Korkmadan Gerçekleri Haykırmak
Remzi Kaptan
remzi.kaptan@yahoo.com
İstemediğimiz halde bazı şeyleri tekrar etmek durumunda kalıyoruz. Bu çokça tekrar etmek zorunda kaldığımız konulardan biride Alevilik inancına inanan ve Alevi toplumunun hayatın her alanında daha iyi bir aşamada olmasını isteyen ve bunun için çaba harcayanların hiç bir şeyden korkmadan doğruları ifade etmeleri ve her şart altında doğrularından taviz vermemeleri gerçeğidir.
Asırların getirdiği ve artık neredeyse genlere işlemiş bir korku var toplumumuzda.
Bu korku, bir sonuç. Asırların getirmiş olduğu ağır baskı ve kıyımlar sonucu oluşmuştur bu korku.
Nedensiz değil bu korkular.
Bir noktada bu sonucu normal karşılıyoruz. Ancak bu korkuların nedenlerini bilip bunları bir türlü aşamamayı normal karşılamıyoruz.

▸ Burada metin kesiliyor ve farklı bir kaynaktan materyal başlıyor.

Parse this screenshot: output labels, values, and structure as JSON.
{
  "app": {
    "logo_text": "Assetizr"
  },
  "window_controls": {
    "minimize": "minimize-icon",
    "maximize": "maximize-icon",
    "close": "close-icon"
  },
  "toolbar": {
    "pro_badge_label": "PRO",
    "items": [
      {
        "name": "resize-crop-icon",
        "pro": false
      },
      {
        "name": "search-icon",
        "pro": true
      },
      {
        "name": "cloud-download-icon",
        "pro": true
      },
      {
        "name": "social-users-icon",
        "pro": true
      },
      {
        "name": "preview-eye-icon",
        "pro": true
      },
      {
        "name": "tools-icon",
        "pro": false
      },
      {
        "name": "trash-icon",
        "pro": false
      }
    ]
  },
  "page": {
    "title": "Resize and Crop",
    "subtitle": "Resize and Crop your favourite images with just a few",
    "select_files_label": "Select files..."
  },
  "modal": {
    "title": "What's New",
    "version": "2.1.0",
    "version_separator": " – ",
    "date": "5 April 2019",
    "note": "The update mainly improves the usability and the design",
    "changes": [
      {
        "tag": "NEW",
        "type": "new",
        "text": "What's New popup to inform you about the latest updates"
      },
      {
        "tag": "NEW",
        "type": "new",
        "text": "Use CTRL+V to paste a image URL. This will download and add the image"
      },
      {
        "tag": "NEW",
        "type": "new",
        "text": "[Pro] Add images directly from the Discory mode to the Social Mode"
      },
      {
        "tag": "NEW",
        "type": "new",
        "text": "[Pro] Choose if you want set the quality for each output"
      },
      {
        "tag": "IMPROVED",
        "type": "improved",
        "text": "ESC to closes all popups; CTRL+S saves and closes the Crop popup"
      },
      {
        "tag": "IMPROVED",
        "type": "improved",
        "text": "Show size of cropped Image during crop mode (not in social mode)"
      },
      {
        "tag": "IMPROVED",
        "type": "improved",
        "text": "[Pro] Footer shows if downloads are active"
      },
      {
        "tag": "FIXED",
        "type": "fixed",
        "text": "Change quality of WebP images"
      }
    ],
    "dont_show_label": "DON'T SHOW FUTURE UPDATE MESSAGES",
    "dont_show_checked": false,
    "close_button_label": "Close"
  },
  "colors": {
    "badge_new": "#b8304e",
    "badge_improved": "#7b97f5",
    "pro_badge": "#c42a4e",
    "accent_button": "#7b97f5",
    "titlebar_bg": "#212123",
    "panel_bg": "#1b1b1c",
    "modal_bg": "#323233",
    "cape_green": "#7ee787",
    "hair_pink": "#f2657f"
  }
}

Binlerce kez tekrar etmek zorunda kalsak da, bakışlarımızda somutlaşmış ve hayatın her alanında kendine güvensizlik, pısırıklık, kendini ifade edememe ve daha yığınla olumsuzluğun ana nedeni olan korkular, beynimizden ve yüreğimizden tamamen yok olmayana kadar söylemeye de devam edeceğiz.
Korkuların hayatımızda yeri yok. Zalimlerin yüreğimize salmış olduğu bu korkuları yenmediğimiz müddetçe gerçek manada başarılı, özgür, anlamlı ve mutlu bir hayatın sahibi olamayız.
Bireysel ve toplumsal olarak kendine öz güveni tam bireyler ve toplum olarak yaşamamız gerekirken her zaman yüreğimizde bin bir korkuyla mı yaşayacağız?
Böyle yaşadığımız müddetçe başarısızlık kaçınılmaz değil mi?
Başarsızlığın olduğu yerde yenilgiler olduğuna göre yenilenlerinde yok olmaya mahkum olmak demek olduğu bir gerçeklikte neden korkularımızın üzerine gidip onu bir an önce alaşağı etmeyelim ki? Ve böylece, neden asırlardır her türlü haktan mahrum kalmış toplumumuza, adeta nefes alamadığından ciğerleri tıkanmış olan toplumumuza taptaze bir soluk olmayalım?
Yenmeliyiz, galip gelmeliyiz ve böylece zafer sarhoşluğuna kapılmadan, hiç kimseyi ezmeden, kimsenin hakkını yemeden, kimsenin masum yüreğine korkular ve kederler koymadan cümle insanlığa toplumumuzdan başlayarak güzellikler sunmalıyız.
Alevi olmak, Alevi inancına tabi olarak yaşamak, Alevi inanç değerleriyle hayata anlam vermek bunu gerektirir.
Kendimizi ezdirmeyeceğiz, insani ve toplumsal haklarımızdan taviz vermeyeceğiz, doğrularımızı ifade etmeye ve doğrularımızın ışığında yaşama isteğimizi her zaman talep edeceğiz. Bunlarla beraber asla ama asla kimseye haksızlık yapmayacağız, kimseyi sömürüp insani haklarından mahrum bırakmayacağız. Hiç kimseye zulüm yapmayacağız. Her şart altında, kendi çıkarımıza karşı dahi olsa hakkaniyetli olacağız. Hakkaniyetli olmak bizler için temel ölçüdür.